NIST'teki görevli araştırmacılar, İzafiyet Teorisi ya da Görecelik (relativity) kuramının günlük hayata başka bir etkisini daha tespit etti.      
  

               
!!! Yaptıkları araştırmaya göre, kişi saatte 32 kilometre daha hızlı gittiğinde, zaman daha yavaş geçiyor.



!!! Yirminci yüzyılın en ünlü fizikçisi Albert Einstein'ın görecelik kuramına göre, yerçekiminin etkisiyle zaman daha yavaş akıyor ve buna göre yerçekiminin daha az olduğu bir yere doğru uçmakta olan bir uçağın yolcuları her uçuşta birkaç nanosaniye daha fazla yaşlanıyorlar.

Bilim adamları, yıllar önce bu ilginç olayı, yüksek irtifada uçan bir füzenin içinde bulunan atomik saat ile aynı zamanda, manyetik alanın etkilerinin daha güçlü olduğu yeryüzünde bulunan başka bir atomik saat ile yaptıkları ölçümlerle gözler önüne serdiler.  


ABD'nin Colorado eyaletindeki Ulusal Standartlar ve Teknoloji Enstitüsü'te (NIST) görevli fizikçiler bu defa aynı olayı, yüz defa daha hassas iki süper atomik saat kullanarak günlük hayatta da izleyebildi. 



Zamanın göreceliği konusu bugün ispatlanmış bilimsel bir gerçektir. Ancak bu gerçek, yüzyılın başlarında Einstein'ın görecelik kuramı ile ortaya çıkmıştır. O döneme dek insanlar zamanın göreceli bir kavram olduğunu, ortama göre değişkenlik gösterebileceğini bilmiyorlardı. Ama ünlü bilim adamı Albert Einstein, görecelik kuramı ile bu gerçeği açık olarak ispatladı. Zamanın, kütleye ve hıza bağımlı bir kavram olduğunu ortaya koydu. Daha evvel hiç kimse bu konuyu açıkça dile getirmemişti.

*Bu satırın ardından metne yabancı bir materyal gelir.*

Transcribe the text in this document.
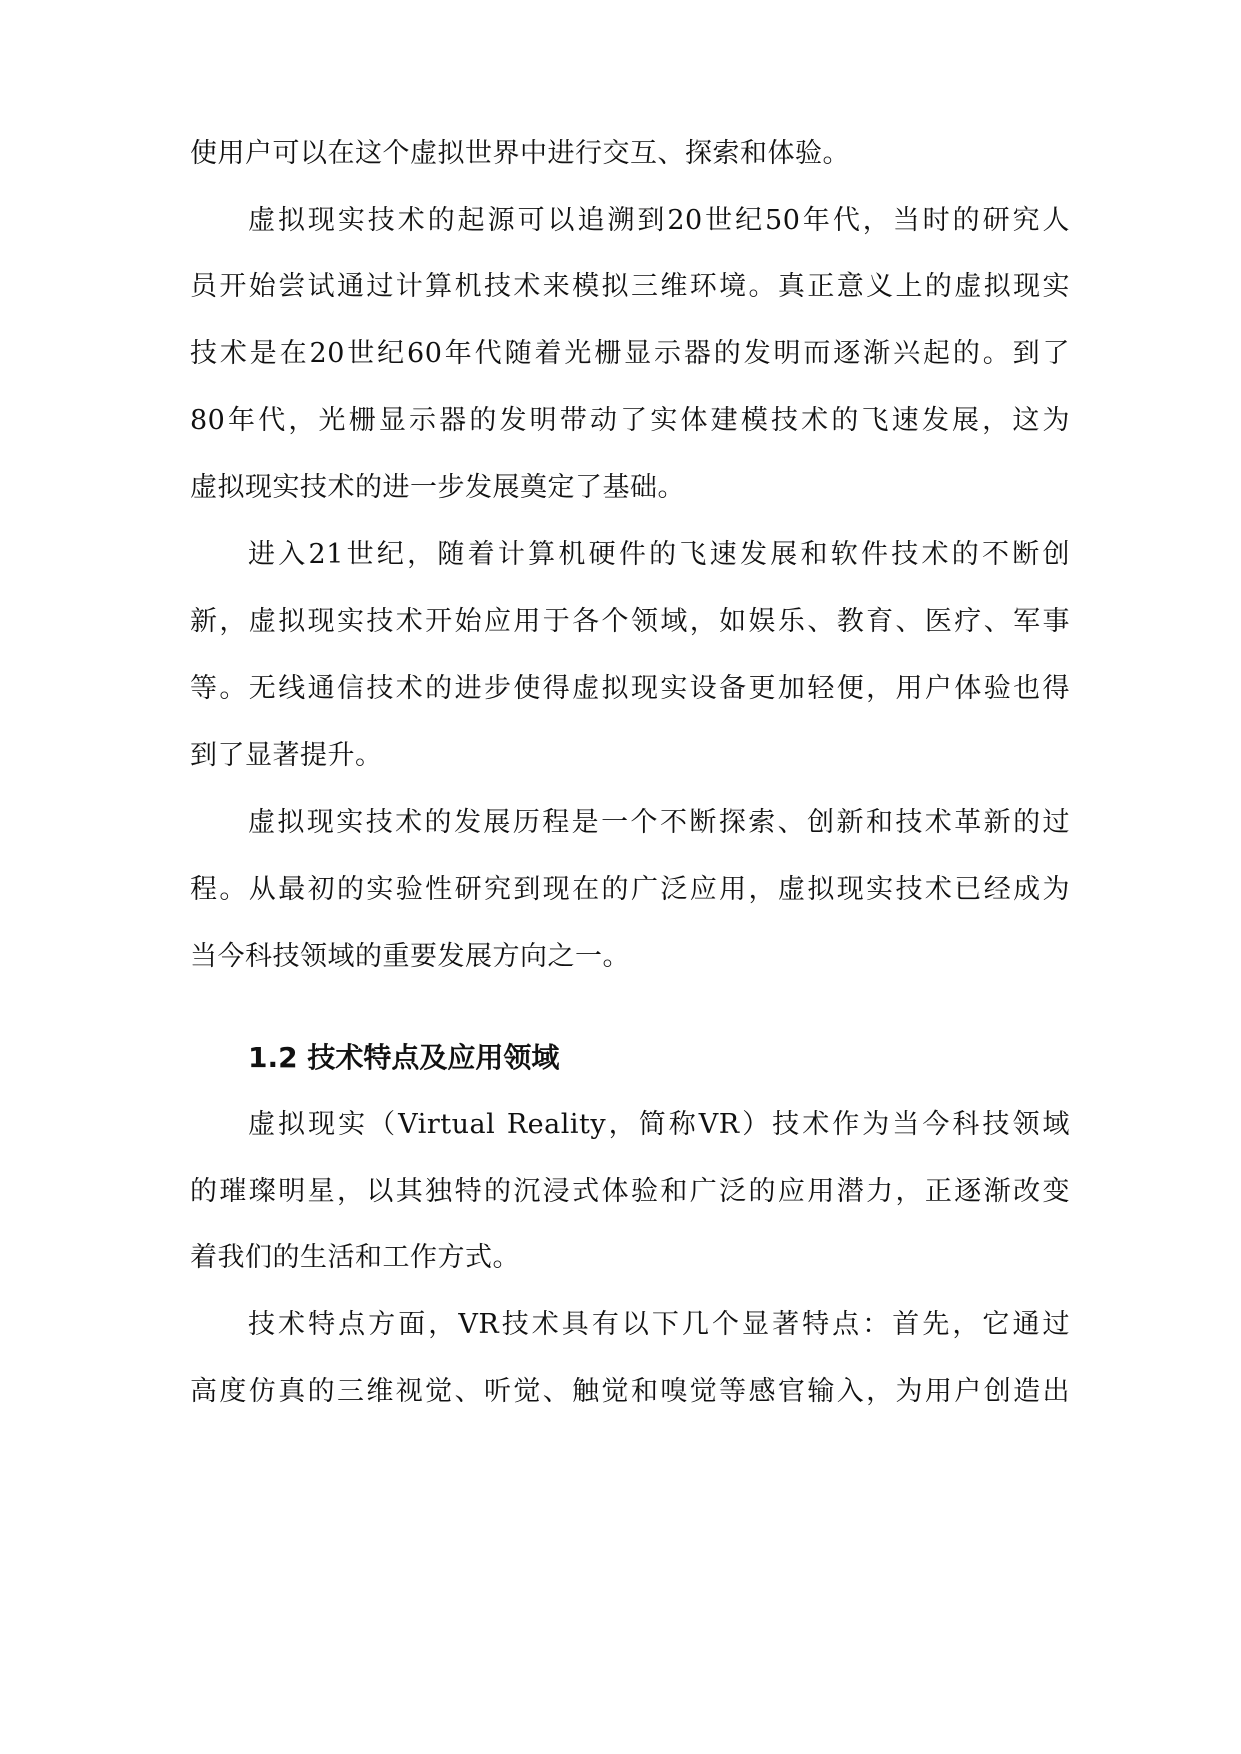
使用户可以在这个虚拟世界中进行交互、探索和体验。
虚拟现实技术的起源可以追溯到20世纪50年代，当时的研究人
员开始尝试通过计算机技术来模拟三维环境。真正意义上的虚拟现实
技术是在20世纪60年代随着光栅显示器的发明而逐渐兴起的。到了
80年代，光栅显示器的发明带动了实体建模技术的飞速发展，这为
虚拟现实技术的进一步发展奠定了基础。
进入21世纪，随着计算机硬件的飞速发展和软件技术的不断创
新，虚拟现实技术开始应用于各个领域，如娱乐、教育、医疗、军事
等。无线通信技术的进步使得虚拟现实设备更加轻便，用户体验也得
到了显著提升。
虚拟现实技术的发展历程是一个不断探索、创新和技术革新的过
程。从最初的实验性研究到现在的广泛应用，虚拟现实技术已经成为
当今科技领域的重要发展方向之一。
1.2 技术特点及应用领域
虚拟现实（Virtual Reality，简称VR）技术作为当今科技领域
的璀璨明星，以其独特的沉浸式体验和广泛的应用潜力，正逐渐改变
着我们的生活和工作方式。
技术特点方面，VR技术具有以下几个显著特点：首先，它通过
高度仿真的三维视觉、听觉、触觉和嗅觉等感官输入，为用户创造出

Tek bir istisnayla; Kuran'da, zamanın izafi olduğunu gösteren bilgiler veriliyordu. Bu konuyla ilgili bazı ayetleri şöyle sıralayabiliriz:

... Gerçekten, senin Rabbinin katında bir gün, sizin saymakta olduklarınızdan bin yıl gibidir. (Hac Suresi, 47)

Gökten yere her işi O evirip düzene koyar. Sonra (işler,) sizin saymakta olduğunuz bin yıl süreli bir günde yine O'na yükselir. (Secde Suresi, 5)

Melekler ve Ruh (Cebrail), O'na, süresi elli bin yıl olan bir günde çıkabilmektedir. (Mearic Suresi, 4)

Zaman algısı aslında bir anı başka bir anla kıyaslama yöntemidir. Bunu şöyle bir örnekle açıklayabiliriz. Bir cisme vurduğumuzda bundan belirli bir ses çıkar. Aynı cisme beş dakika sonra vurduğumuzda yine bir ses çıkar. Kişi, birinci ses ile ikinci ses arasında bir süre olduğunu düşünür ve bu süreye "zaman" der. Oysa ikinci sesi duyduğu anda, birinci ses sadece zihnindeki bir hayalden ibarettir. Sadece hafızasında var olan bir bilgidir. Kişi, hafızasında olanı, yaşamakta olduğu anla kıyaslayarak zaman algısını elde eder. Eğer bu kıyas olmasa, zaman algısı da olmayacaktır.

Zaman, beyinde saklanan birtakım hayaller arasında kıyas yapılmasıyla var olmaktadır. Eğer bir insanın hafızası olmasa, beyni bu tür yorumlar yapmaz ve dolayısıyla zaman algısı da oluşmaz. Bir insanın "ben otuz yaşındayım" demesinin nedeni, beyninde söz konusu otuz yıla ait bazı bilgilerin biriktirilmiş olmasıdır. Eğer hafızası olmasa, ardında böyle bir zaman dilimi olduğunu düşünmeyecek, sadece yaşadığı tek bir "an" ile muhatap olacaktır.